The GSA OIG CIO and CAIO says AI is changing too quickly for static security reviews. He called for ongoing governance and shared responsibility across agencies.

Federal agencies need to adopt continuous risk management practices to keep pace with rapidly evolving artificial intelligence (AI) technologies, according to Bill English, chief information officer (CIO) and chief AI officer (CAIO) at the General Services Administration (GSA) Office of Inspector General (OIG).

Speaking Tuesday at MeriTalk’s Shift Happens event in Washington, D.C., English said AI is evolving too quickly for agencies to rely solely on annual security assessments. He called for a government-wide shift toward ongoing AI governance and shared responsibility for managing AI risks.

“The one thing to change is a shift from static assessment to a continuous risk literacy,” English said. “AI is rapidly evolving so fast that the systems that we have today are not in the same place that they were, you know, weeks ago, months ago, and certainly not a year ago.”

“While those assessments are important, I’m not saying stop any of those, but if you’re relying on those as the only security assessment, then you’re in trouble,” he stressed.

The shift to continuous risk management is an agencywide mindset shift. Agencies cannot treat AI security as solely the responsibility of cybersecurity teams, English explained.

“There’s an education level that needs to come up, even at an executive level, on how are we implementing, how are we involved, how are we governing, and how are we securing AI, and that becomes critical not just for the people that are directly involved, but everybody in the agency,” he said.

English pointed to President Donald Trump’s executive order issued last month that asks technology companies to provide the federal government with a preview of their advanced AI models before releasing them to the public.

The order also tasks federal agencies with strengthening U.S. cyber defenses to address emerging threats posed by advanced AI capabilities.

“We do have a mandate,” English said, adding that the executive order “directs federal agencies to establish and expand programs and cybersecurity services that enhance AI-enabled defensive tools.”

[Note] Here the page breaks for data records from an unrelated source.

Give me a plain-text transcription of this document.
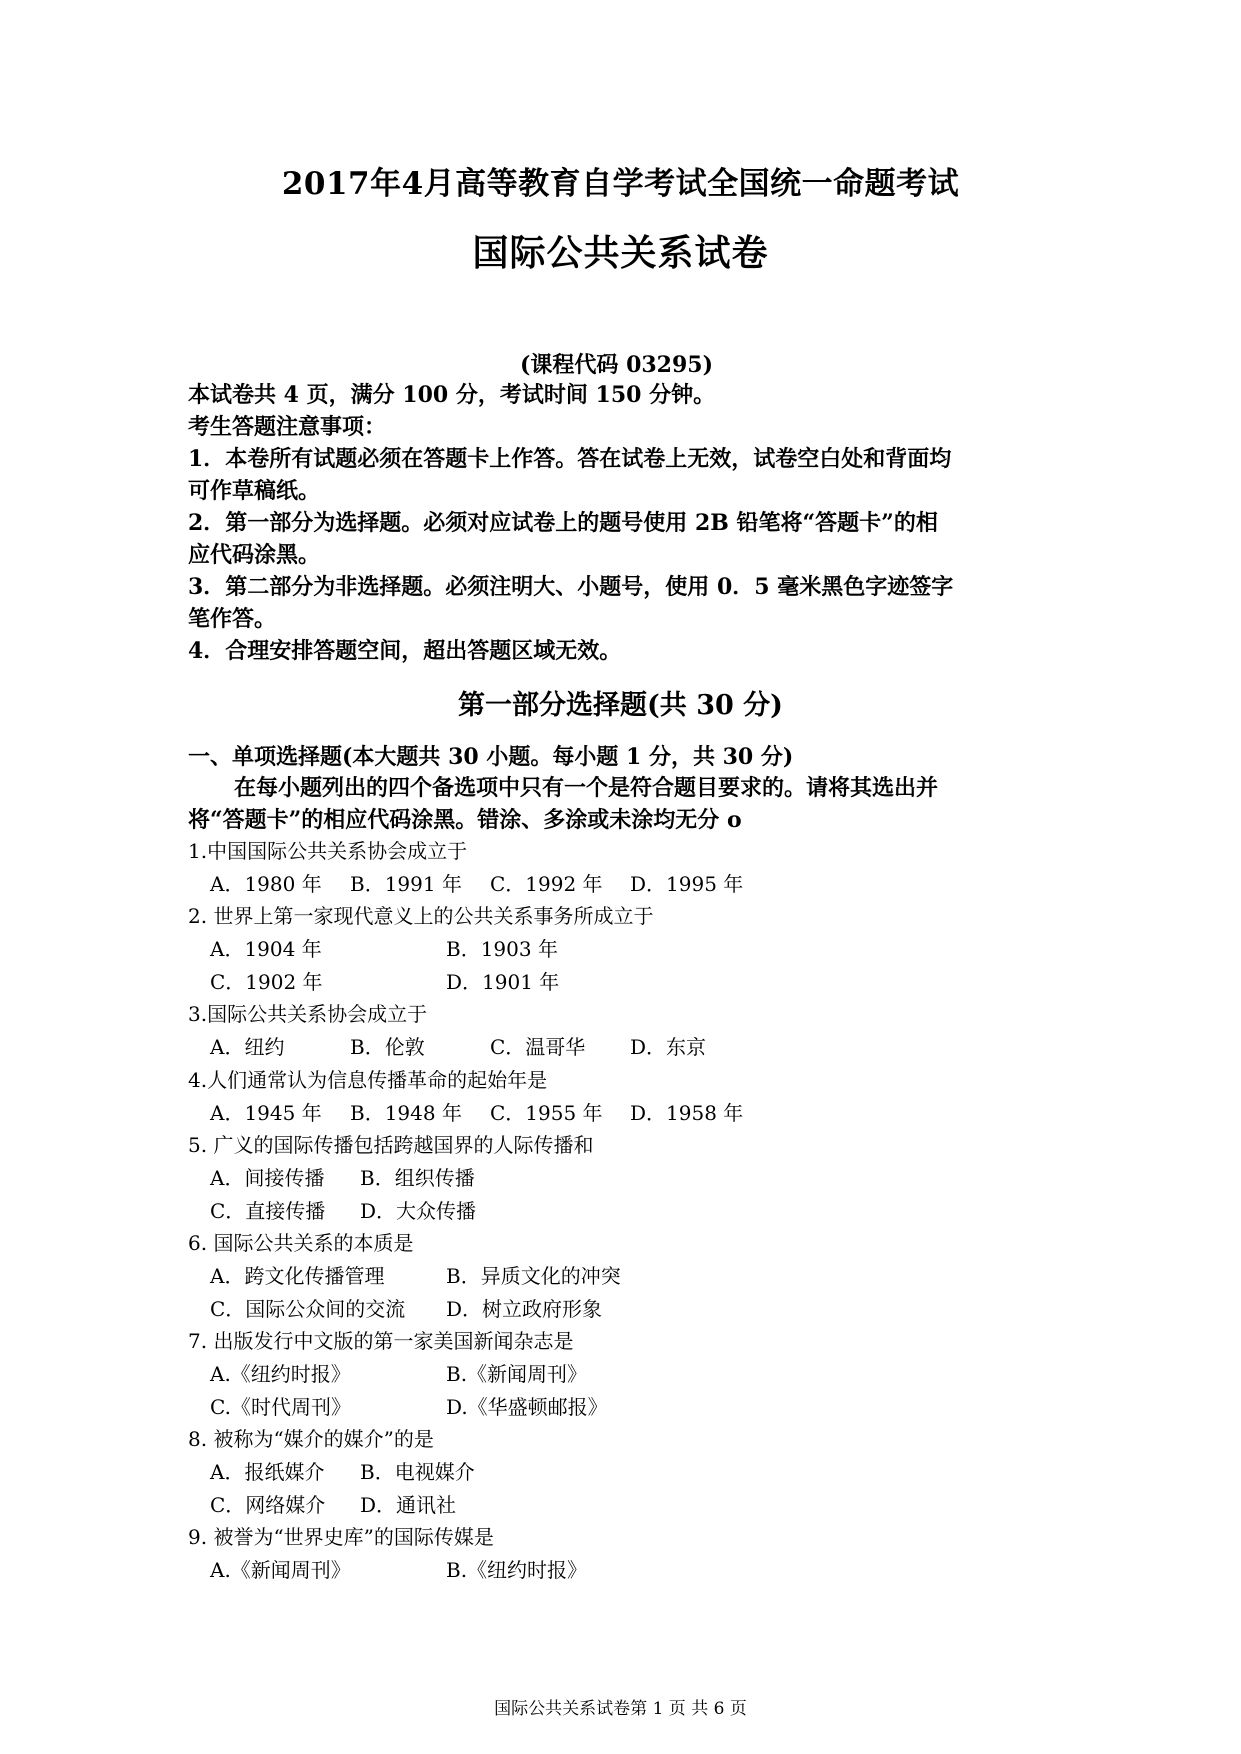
2017年4月高等教育自学考试全国统一命题考试
国际公共关系试卷
(课程代码 03295)
本试卷共 4 页，满分 100 分，考试时间 150 分钟。
考生答题注意事项：
1．本卷所有试题必须在答题卡上作答。答在试卷上无效，试卷空白处和背面均
可作草稿纸。
2．第一部分为选择题。必须对应试卷上的题号使用 2B 铅笔将“答题卡”的相
应代码涂黑。
3．第二部分为非选择题。必须注明大、小题号，使用 0．5 毫米黑色字迹签字
笔作答。
4．合理安排答题空间，超出答题区域无效。
第一部分选择题(共 30 分)
一、单项选择题(本大题共 30 小题。每小题 1 分，共 30 分)
在每小题列出的四个备选项中只有一个是符合题目要求的。请将其选出并
将“答题卡”的相应代码涂黑。错涂、多涂或未涂均无分 o
1.中国国际公共关系协会成立于
A．1980 年 B．1991 年 C．1992 年 D．1995 年
2. 世界上第一家现代意义上的公共关系事务所成立于
A．1904 年	B．1903 年
C．1902 年	D．1901 年
3.国际公共关系协会成立于
A．纽约	B．伦敦	C．温哥华 D．东京
4.人们通常认为信息传播革命的起始年是
A．1945 年 B．1948 年 C．1955 年 D．1958 年
5. 广义的国际传播包括跨越国界的人际传播和
A．间接传播 B．组织传播
C．直接传播 D．大众传播
6. 国际公共关系的本质是
A．跨文化传播管理	B．异质文化的冲突
C．国际公众间的交流 D．树立政府形象
7. 出版发行中文版的第一家美国新闻杂志是
A.《纽约时报》	B.《新闻周刊》
C.《时代周刊》	D.《华盛顿邮报》
8. 被称为“媒介的媒介”的是
A．报纸媒介 B．电视媒介
C．网络媒介 D．通讯社
9. 被誉为“世界史库”的国际传媒是
A.《新闻周刊》	B.《纽约时报》
国际公共关系试卷第 1 页 共 6 页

“Every single agency is stepping up in a different way, and where we’re going to be in six months from now is in a radically different posture than where we’ve been,” he continued. “There is a landscape that is radically shifting, because the AI we’re using today is the worst AI we’re ever going to use.”

Anish Patel, head of federal at cloud services company Cloudflare, added that AI is accelerating long-standing federal cybersecurity priorities, including agencies’ zero trust efforts.

“AI is the application that makes all that zero trust stuff with the various mandates that Bill mentioned, and ones that agencies have been working on for a long time, real,” Patel said.

“The [threats] that cyber folks knew were coming are here now, and they’re only accelerating in their pace of progression,” he added.

Balancing AI innovation with risk

As AI continues to evolve rapidly, English explained that the speed at which agencies leverage the technology matters.

“The best approach is to move quickly in low-risk areas and move deliberately and with caution in high-value, high-impact areas,” English said. “Things that impact citizens, those are the things that need to be a little bit more cautious and deliberate.”

Looking ahead, English said that some of AI’s biggest near-term benefits lie in less glamorous administrative functions.

“This is the non-sexy answer, and it’s all the back-office things,” he said, pointing to capabilities such as case file summarization, institutional knowledge search, and drafting procurement language as areas where agencies can achieve meaningful efficiency gains today.

“That gets lost sometimes in the fun, cool things of what’s going on with AI. Don’t get me wrong, I’m excited about what’s coming, but I think there’s opportunity here,” English said.

The CIO and CAIO also pushed back on the growing hype surrounding autonomous AI agents.

“One of the things that’s overhyped right now is agentic AI, and the reason I say that is it’s not there yet,” he said. While the technology is advancing rapidly, English said agencies should not expect AI to make complex decisions without human judgment.

Patel agreed that autonomous AI agents remain an emerging technology, but he said agencies should begin preparing now for how those systems will behave once they become more widely deployed.

“The agents are going to try to find a way to do the things you’ve asked it to do, and that’s okay if you’re a good actor. But if you’re a bad actor, then you know how to get creative with that and ask the right questions, so that you get the right response,” Patel said.

“That’s going to get taken advantage of,” he warned. “I think that’s a portion that we really have to account for.”